Hubble Snaps Closeup of Mars At Opposition

The Red Planet Makes Closest Approach in 11 Years With Mars at Opposition

A few days before Mars was directly in opposition to Earth (the point where Earth is directly between the sun and Mars), the Hubble Space Telescope snapped a portrait.

Mars at Opposition taken May 12, 2016

On May 12, 2016, astronomers using NASA's Hubble Space Telescope captured this striking image of Mars, when the planet was 50 million miles from Earth. The photo reveals details as small as 20 miles to 30 miles across. This observation was made just a few days before Mars opposition on May 22, when the sun and Mars will be on exact opposite sides of Earth. Mars also will be 47.4 million miles from Earth. On May 30, Mars will be the closest it has been to Earth in 11 years, at a distance of 46.8 million miles. Mars is especially photogenic during opposition because it can be seen fully illuminated by the sun as viewed from Earth. Image courtesy Hubble. Click for larger image.

It was great timing. Not only is Mars at opposition, which means the sun provides a fully illuminated view of the planet, it is also as close as it has been to Earth in the last nine years -- at only about 50 million miles.

The shot, which shows details as small as 20 to 30 miles across, shows a receding northern polar cap (it is now late summer in the northern hemisphere), a cloud-covered southern polar cap, and a vivid, rust-colored landscape. 

The orange area in the center of the image is Arabia Terra, a vast upland region in northern Mars that covers about 2,800 miles. The landscape is densely cratered and heavily eroded, indicating that it could be among the oldest terrains on the planet. Dried river canyons (too small to be seen here) wind through the region and empty into the large northern lowlands.

The large, dark region to the right of Arabia Terra is Syrtis Major, an ancient, inactive shield volcano that was one of the first features identified on the surface of the planet by seventeenth century observers.  In fact, Christiaan Huygens used this feature to measure the rotation rate of Mars. (A Martian day is about 24 hours and 37 minutes.) 

A large oval feature to the south of Syrtis Major is the bright Hellas Planitia basin. About 1,100 miles across and nearly five miles deep, it was formed about 3.5 billion years ago by an asteroid impact.

South of Arabia Terra, running east to west along the equator, are the long dark features known as Sinus Sabaeus (to the east) and Sinus Meridiani (to the west). These darker regions are covered by dark bedrock and fine-grained sand deposits ground down from ancient lava flows and other volcanic features. These sand grains are coarser and less reflective than the fine dust that gives the brighter regions of Mars their ruddy appearance. 

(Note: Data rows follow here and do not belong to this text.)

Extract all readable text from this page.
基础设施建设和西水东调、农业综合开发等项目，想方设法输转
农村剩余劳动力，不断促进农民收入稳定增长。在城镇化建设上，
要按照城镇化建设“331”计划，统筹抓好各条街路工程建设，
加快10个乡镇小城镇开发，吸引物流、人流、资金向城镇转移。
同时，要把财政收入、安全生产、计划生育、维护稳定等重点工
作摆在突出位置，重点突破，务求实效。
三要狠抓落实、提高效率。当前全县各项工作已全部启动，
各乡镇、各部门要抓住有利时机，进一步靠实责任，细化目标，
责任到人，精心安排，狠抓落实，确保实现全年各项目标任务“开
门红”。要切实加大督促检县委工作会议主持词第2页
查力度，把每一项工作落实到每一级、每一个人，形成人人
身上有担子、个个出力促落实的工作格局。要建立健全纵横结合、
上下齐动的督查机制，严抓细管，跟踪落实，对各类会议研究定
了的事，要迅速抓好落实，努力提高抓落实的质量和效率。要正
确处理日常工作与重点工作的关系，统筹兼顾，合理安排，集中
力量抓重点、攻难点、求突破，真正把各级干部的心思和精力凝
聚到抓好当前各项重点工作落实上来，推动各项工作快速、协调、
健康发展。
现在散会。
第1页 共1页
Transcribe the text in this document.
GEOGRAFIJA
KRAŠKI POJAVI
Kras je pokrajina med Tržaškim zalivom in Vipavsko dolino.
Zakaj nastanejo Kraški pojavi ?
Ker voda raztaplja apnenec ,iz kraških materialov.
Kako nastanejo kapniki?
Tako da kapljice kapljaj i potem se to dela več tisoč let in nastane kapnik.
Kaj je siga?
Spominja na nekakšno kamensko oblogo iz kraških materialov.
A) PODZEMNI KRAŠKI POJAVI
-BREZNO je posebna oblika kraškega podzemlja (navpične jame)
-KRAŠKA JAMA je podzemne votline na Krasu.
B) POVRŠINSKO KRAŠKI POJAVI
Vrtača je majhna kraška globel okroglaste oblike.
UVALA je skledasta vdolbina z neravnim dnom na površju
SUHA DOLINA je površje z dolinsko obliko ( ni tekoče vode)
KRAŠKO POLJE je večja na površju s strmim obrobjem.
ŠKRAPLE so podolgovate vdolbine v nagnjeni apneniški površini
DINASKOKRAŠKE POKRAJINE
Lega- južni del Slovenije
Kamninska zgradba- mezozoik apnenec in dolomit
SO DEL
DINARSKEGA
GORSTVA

To the west of Arabia Terra is Acidalia Planitia, a massive, flat plain that may have been covered by an ancient ocean. Well know to fans of the movie "The Martian", Acidalia Planitia sits just north and slightly east of Valles Marineris, whose eastern edges can just be seen on the left.

This portrait of Mars was made just a few days before Mars at opposition -- when the sun and Mars are in a line and directly opposite each other as seen from Earth -- and when Mars will be at a distance of 47.4 million miles from Earth.

With Mars at opposition, the planet is fully illuminated by the sun as viewed from Earth, making it a particularly good time for viewing.

On May 30, Mars will be the closest it has been to Earth in 11 years, at a distance of 46.8 million miles.